Post by Doctor Steuss »

ceeboo wrote:
Tue Dec 10, 2024 10:21 pm
Wow!
Indeed. Hearing the accounts of victims of sexual assault, and them expressing what a third of eligible voters excusing rape means for them, and the world they live in, and the trauma they permanently carry, has been incredibly harrowing. There have been more than a few times I've found myself in tears listening to relived trauma, and the realization that so many people are able to excuse rape and child sexual predation. The mixture of heartbreak and rage as the MAGA emboldened Trump-clones have been declaring to these victims of rape, "Your body, my choice" has been emotionally exhausting to behold.

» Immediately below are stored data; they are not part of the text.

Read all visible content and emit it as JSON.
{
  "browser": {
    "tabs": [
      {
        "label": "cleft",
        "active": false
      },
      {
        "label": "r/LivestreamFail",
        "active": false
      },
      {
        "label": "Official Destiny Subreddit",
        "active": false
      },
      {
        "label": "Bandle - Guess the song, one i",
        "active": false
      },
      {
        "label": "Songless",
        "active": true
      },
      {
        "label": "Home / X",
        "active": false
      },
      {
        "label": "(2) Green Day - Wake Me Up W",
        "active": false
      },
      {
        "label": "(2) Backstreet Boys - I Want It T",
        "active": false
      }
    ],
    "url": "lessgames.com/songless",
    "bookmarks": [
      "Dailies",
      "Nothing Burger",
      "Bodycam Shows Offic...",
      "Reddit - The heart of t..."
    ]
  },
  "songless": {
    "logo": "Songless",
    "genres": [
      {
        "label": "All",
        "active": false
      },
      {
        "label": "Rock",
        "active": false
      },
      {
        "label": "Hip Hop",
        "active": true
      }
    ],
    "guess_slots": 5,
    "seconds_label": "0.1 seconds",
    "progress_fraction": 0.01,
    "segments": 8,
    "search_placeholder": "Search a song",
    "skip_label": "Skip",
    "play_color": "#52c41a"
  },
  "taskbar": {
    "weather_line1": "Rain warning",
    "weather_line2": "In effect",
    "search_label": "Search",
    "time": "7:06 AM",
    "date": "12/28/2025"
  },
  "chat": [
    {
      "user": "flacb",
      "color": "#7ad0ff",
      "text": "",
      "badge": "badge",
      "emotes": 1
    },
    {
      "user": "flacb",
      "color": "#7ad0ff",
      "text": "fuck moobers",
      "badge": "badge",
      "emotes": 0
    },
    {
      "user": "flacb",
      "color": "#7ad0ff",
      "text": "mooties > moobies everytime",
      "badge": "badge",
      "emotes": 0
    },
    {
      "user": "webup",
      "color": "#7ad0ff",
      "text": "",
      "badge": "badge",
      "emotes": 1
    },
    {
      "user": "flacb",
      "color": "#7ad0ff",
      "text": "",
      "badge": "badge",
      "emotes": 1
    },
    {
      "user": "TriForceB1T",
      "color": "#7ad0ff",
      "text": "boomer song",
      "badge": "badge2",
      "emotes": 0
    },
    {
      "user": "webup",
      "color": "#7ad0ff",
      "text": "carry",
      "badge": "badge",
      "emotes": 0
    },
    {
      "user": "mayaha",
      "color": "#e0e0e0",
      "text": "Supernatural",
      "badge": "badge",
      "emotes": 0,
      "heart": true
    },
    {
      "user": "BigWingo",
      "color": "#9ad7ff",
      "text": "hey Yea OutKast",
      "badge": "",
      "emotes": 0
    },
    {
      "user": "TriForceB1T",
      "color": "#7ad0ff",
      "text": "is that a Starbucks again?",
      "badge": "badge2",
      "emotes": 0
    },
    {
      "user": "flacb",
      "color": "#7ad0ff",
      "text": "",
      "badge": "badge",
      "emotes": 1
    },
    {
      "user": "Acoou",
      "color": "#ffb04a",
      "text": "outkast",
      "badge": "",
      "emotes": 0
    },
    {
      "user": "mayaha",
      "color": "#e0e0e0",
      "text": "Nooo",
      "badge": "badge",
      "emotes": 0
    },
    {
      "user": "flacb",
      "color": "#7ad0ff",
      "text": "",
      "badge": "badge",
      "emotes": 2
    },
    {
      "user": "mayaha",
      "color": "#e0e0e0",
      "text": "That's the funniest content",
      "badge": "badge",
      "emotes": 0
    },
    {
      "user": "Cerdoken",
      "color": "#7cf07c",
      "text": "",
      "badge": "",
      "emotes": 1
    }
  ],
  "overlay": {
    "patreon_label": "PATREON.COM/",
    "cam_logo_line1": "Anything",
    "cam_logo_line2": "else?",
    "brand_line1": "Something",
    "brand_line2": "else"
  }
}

I can't even begin to imagine what it must be like to be the victim of sexual assault, and seeing people openly declare they'd rather a rapist be in a position of power than to see justice, if that rapist makes promises that they want to hear.
ceeboo wrote:
Tue Dec 10, 2024 10:21 pm
I wish the husband luck in navigating the marriage and the extraordinarily difficult spot that his wife has put him in. My guess is that this marriage is in trouble.
I'm not sure it's an extraordinarily difficult spot to be put in. At least I hope it's not. I think most men have the empathy, ethics, and emotional maturity necessary to understand why someone might attempt to hold them accountable for being ok with rape and child sexual predation.
Last edited by Doctor Steuss on Tue Dec 10, 2024 11:51 pm, edited 1 time in total.